IC TIP: Await documents at 626p

Top shareholder Vladimir Kim, who holds 31.6 per cent, owns the majority of the private Dutch company Nova Resources making the bid. The 640p cash offer is a 12 per cent premium on Tuesday’s closing price and a 25 per cent premium on the price on 2 October, the day the board backed the offer. The miner’s share price was up 4 per cent year-to-date before the takeover offer was announced. 

The company, listed in London since 2005, has around 45 per cent backing for the takeover so far. This figure also includes directors and several shareholders not part of the Kim consortium.  

Kaz is in the midst of finding funding for the massive Baimskaya project in Russia, which it bought in 2018 for $900m (£694m).

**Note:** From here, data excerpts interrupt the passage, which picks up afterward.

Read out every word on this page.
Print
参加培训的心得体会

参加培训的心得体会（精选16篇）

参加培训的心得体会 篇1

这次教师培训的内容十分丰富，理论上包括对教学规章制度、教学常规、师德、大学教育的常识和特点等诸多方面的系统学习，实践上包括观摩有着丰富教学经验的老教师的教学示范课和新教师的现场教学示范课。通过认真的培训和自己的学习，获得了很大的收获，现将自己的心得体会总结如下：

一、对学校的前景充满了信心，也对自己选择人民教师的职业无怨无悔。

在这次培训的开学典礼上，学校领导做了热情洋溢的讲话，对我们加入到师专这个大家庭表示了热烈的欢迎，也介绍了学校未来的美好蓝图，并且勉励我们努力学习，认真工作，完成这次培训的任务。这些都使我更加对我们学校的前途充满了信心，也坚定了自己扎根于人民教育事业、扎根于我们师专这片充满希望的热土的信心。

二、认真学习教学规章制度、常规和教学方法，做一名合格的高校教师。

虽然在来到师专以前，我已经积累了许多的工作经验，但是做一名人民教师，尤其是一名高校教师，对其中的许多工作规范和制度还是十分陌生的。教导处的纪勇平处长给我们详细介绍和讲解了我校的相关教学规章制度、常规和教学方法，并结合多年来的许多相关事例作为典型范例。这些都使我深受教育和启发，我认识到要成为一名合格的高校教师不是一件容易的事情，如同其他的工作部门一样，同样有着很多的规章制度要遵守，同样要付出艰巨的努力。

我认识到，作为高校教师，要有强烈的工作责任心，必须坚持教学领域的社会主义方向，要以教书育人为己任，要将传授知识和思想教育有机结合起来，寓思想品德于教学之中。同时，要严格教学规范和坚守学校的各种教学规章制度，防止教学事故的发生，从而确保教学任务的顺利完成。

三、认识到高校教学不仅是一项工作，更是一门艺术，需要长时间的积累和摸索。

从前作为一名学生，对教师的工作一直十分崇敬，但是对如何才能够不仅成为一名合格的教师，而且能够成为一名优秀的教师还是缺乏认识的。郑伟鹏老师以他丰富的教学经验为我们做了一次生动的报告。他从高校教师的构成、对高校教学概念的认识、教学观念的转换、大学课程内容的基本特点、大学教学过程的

The purchase itself triggered a major selloff and there are still major questions of how Kaz would fund the $7bn project. 

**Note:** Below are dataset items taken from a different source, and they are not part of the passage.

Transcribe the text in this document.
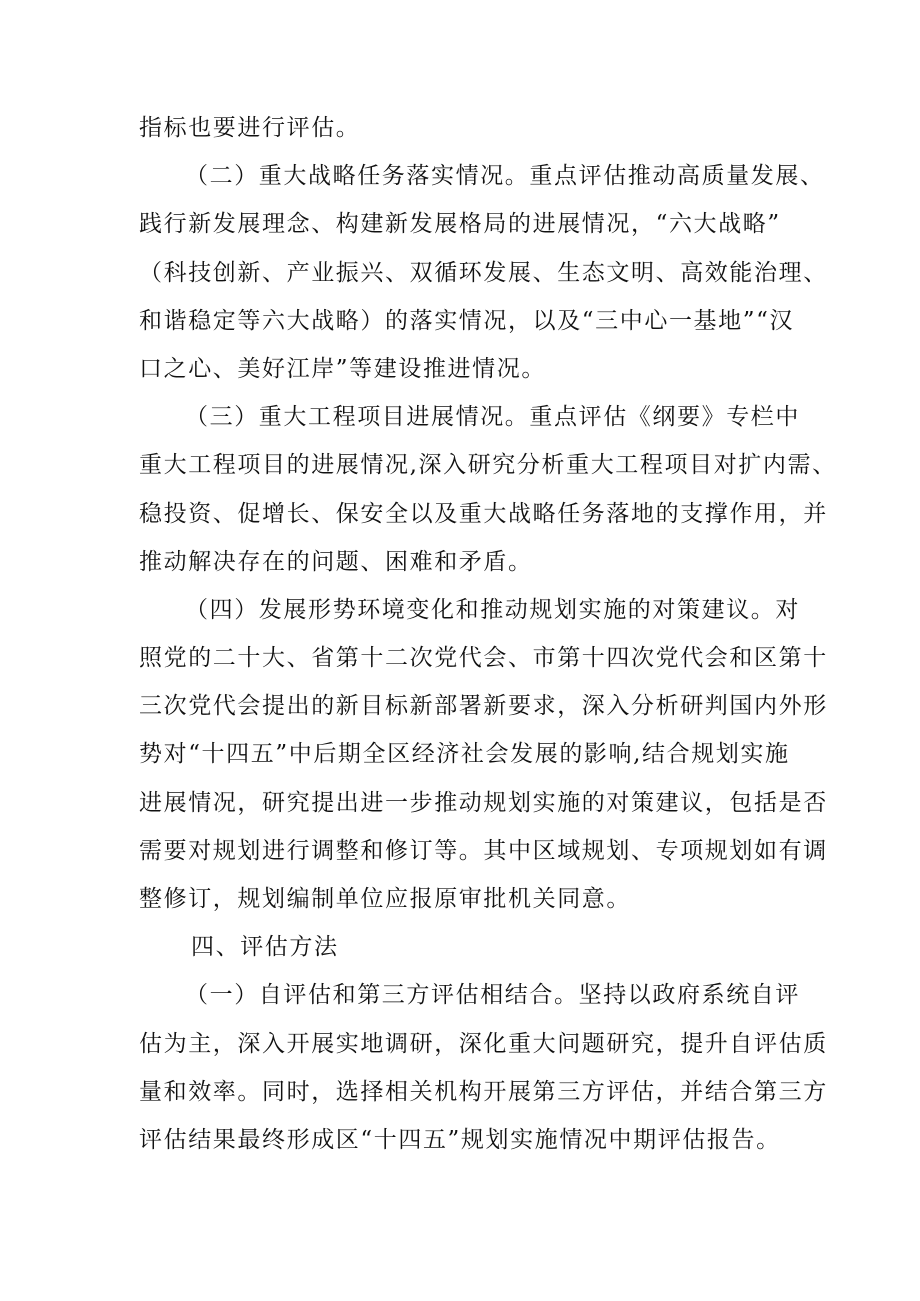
指标也要进行评估。
（二）重大战略任务落实情况。重点评估推动高质量发展、
践行新发展理念、构建新发展格局的进展情况，“六大战略”
（科技创新、产业振兴、双循环发展、生态文明、高效能治理、
和谐稳定等六大战略）的落实情况，以及“三中心一基地”“汉
口之心、美好江岸”等建设推进情况。
（三）重大工程项目进展情况。重点评估《纲要》专栏中
重大工程项目的进展情况,深入研究分析重大工程项目对扩内需、
稳投资、促增长、保安全以及重大战略任务落地的支撑作用，并
推动解决存在的问题、困难和矛盾。
（四）发展形势环境变化和推动规划实施的对策建议。对
照党的二十大、省第十二次党代会、市第十四次党代会和区第十
三次党代会提出的新目标新部署新要求，深入分析研判国内外形
势对“十四五”中后期全区经济社会发展的影响,结合规划实施
进展情况，研究提出进一步推动规划实施的对策建议，包括是否
需要对规划进行调整和修订等。其中区域规划、专项规划如有调
整修订，规划编制单位应报原审批机关同意。
四、评估方法
（一）自评估和第三方评估相结合。坚持以政府系统自评
估为主，深入开展实地调研，深化重大问题研究，提升自评估质
量和效率。同时，选择相关机构开展第三方评估，并结合第三方
评估结果最终形成区“十四五”规划实施情况中期评估报告。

Chairman and former chief executive Oleg Novachuk, who is partnering with Mr Kim to take over Kaz, said London investors may not have enjoyed the “risk appetite” offered by the Baimskaya build. 

“We remain confident that the execution of a higher risk, capital intensive strategy remains the optimal long term path for Kaz Minerals, but we recognise that our risk appetite may be misaligned with the preference of many investors in the mining sector,” he said. 

Kaz’s share price climbed 10 per cent to 626p on the news. 

Liberum analyst Ben Davis said that the Baimskaya project would be tough to get going, given the need for a port and power plant to be built by the Russian government and the hefty financing needs. “Without a joint venture partner...the pain of financing Baimskaya would be pretty difficult for equity holders,” he said. The Baimskaya feasibility study is expected by the end of the year. 

Kaz shareholders will vote on the takeover at a court meeting in December or January, with 75 per cent support needed. The Kim group won’t be able to vote, although its stake will count in a separate company meeting. We would accept the offer given the expense coming up from Baimskaya.